A few minutes later, with the alarm still incessantly ringing, then increasing in the frequency, a nurse poked her head in looking for our registrar. It turned out the patient who was crashing was the last person we had spoken to. He was coughing when we had spoken to him, and he still had a light cough as we left. He had a cancer which had eroded into his aorta, and the coughing had broken it through, and he bleed out into his lungs.
We went down the other end of the ward to his room, where about 7 people were trying to save his life, and I watched him die as they tried.
The weird thing was as I was standing outside his room watching the tubes being put into his lungs, and the liters of blood being drained out, I had this fleeting though, one of my Alley McBeal moments, where what I guess could be described as his spirit or ghost walked past, and saw me watching them try to save him.

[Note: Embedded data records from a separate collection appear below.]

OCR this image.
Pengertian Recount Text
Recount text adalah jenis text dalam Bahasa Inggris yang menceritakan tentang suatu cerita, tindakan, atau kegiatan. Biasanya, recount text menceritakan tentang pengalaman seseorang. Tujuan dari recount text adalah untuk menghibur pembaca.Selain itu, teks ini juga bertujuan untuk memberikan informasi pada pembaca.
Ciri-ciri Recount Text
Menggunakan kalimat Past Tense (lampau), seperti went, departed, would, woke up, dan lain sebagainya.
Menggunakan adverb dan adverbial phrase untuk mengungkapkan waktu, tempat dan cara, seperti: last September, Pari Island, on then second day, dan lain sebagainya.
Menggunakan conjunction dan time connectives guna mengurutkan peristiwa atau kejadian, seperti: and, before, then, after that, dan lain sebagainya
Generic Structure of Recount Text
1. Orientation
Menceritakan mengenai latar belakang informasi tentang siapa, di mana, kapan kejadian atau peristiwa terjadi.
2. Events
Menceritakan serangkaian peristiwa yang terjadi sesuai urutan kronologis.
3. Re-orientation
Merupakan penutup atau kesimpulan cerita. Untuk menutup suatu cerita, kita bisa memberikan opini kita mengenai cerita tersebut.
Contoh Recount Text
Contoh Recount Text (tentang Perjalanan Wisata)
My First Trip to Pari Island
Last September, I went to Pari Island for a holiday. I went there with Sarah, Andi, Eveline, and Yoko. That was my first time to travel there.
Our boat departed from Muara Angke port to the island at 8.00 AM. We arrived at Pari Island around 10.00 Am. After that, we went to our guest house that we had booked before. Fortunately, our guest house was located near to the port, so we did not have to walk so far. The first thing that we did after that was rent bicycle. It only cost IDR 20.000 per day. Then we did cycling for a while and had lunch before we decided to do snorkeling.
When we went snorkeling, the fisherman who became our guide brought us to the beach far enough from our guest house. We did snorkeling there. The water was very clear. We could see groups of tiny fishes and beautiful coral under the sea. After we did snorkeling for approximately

I looked at him, he saw me looking at him as he walked past, and we both nodded to each other, as he then walked out of the ward a healthy man, not someone infiltrated with cancer. It wasn't a sad thought, it just was.
Then I returned back to watching the team, as they stepped back, and he died.
I'm just sharing an observation here. As I said, it wasn't a sad moment, and in a way, even though this man probably wasn't fully aware of how sick he was, his death wasn't so much a tragedy, as just another day, where people die, their families grieve, and we get on with the job of helping those we can.